[63] to demonstrate the duality between weak producibility and the existence of certain extreme semipositive conservation relations (ESCRs) in a media. ESCRs were defined as the simplest semi-positive linear combinations of species concentrations that were invariant
to all metabolic flux configurations. A biochemical species was called producible Inhibitors,research,lifescience,medical in a constraints-based metabolic model if a feasible steady-state flux configuration existed that sustained its nonzero concentration during growth. Weak nutrient sets are analogous to MCSs in a metabolic network in that a MCS C for an objective reaction j is a set of reactions whose elimination renders flux through j infeasible at steady state so, Inhibitors,research,lifescience,medical a necessary and sufficient condition for C to be a cut set for j is that C is a hitting set for all j-containing elementary modes. Similarly, U is a weak nutrient set for species or metabolite i if and only if U is a hitting set for all of the i-containing ESCRs. The ‘weak nutrient sets’ algorithm identified
all minimal nutrient media that left an arbitrary metabolite weakly producible with respect to Inhibitors,research,lifescience,medical a given metabolic network. Details of the concept and its application can be seen in [63]. 5.4. Flux Balance Analysis Flux balance analysis (FBA) [49,64,65] shares a common underlying mathematical find more framework with MCSs and EMs except that, while EMs identify all possible and feasible non-decomposable metabolic routes for a given network at steady state, FBA derives a feasible set of steady-state fluxes optimizing a stated cellular objective e.g, optimizing the biomass production per substrate uptake.

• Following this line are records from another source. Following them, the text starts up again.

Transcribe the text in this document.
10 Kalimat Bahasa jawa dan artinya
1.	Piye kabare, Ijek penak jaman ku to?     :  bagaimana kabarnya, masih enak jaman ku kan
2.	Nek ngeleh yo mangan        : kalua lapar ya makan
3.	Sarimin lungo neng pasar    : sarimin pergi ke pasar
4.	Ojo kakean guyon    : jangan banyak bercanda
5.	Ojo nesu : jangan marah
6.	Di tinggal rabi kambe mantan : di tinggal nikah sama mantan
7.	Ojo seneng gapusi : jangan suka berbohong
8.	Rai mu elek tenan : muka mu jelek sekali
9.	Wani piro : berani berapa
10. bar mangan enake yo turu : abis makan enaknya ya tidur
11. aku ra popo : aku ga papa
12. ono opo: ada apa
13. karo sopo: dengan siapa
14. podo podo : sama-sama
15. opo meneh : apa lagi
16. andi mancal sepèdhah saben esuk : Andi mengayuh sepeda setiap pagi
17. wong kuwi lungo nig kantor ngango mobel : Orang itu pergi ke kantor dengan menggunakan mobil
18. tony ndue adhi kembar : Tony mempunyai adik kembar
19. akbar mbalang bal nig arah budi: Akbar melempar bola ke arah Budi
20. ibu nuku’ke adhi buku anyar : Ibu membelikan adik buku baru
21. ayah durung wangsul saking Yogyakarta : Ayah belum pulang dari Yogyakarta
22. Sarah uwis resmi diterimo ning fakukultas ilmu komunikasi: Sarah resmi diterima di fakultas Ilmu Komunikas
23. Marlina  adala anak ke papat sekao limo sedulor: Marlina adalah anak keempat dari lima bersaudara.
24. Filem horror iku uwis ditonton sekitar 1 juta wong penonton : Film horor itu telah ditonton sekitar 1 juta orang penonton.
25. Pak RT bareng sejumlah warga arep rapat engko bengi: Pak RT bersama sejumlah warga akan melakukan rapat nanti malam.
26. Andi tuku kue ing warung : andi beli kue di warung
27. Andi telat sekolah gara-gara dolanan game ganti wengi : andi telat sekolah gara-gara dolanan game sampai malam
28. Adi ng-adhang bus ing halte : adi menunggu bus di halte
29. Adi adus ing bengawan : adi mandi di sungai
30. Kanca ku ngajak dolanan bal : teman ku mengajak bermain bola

EM analysis establishes a link Inhibitors,research,lifescience,medical between structural analysis and metabolic flux analysis (MFA) where thermodynamically and stoichiometrically feasible stationary flux distributions for a network can Inhibitors,research,lifescience,medical be obtained from the linear combinations of the EMs. Calculating EMs and MCSs for larger networks can lead to problems with combinatorial explosion. However, because they are unique for a given network structure, they provide the full range of potential functionalities of the metabolic system and are therefore useful for investigating all physiological states that are meaningful for the cell in the long term. FBA, on the other hand, is more efficient, providing good predictions of mutant phenotypes and using linear programming to obtain a single (not necessarily unique) Cytidine deaminase solution to an optimization problem. However, because it focuses on a specific behavior, FBA cannot cope with cellular regulation without additional constraints; it fails whenever network flexibility has to be taken into account, e.g., in the analysis of pathway redundancy or in quantitative prediction of gene expression [42]. We conclude that MCSs and EMs offer a convenient way of interpreting metabolic functions while FBA can be used to explore the relationship between the metabolic genotype and phenotype of organisms.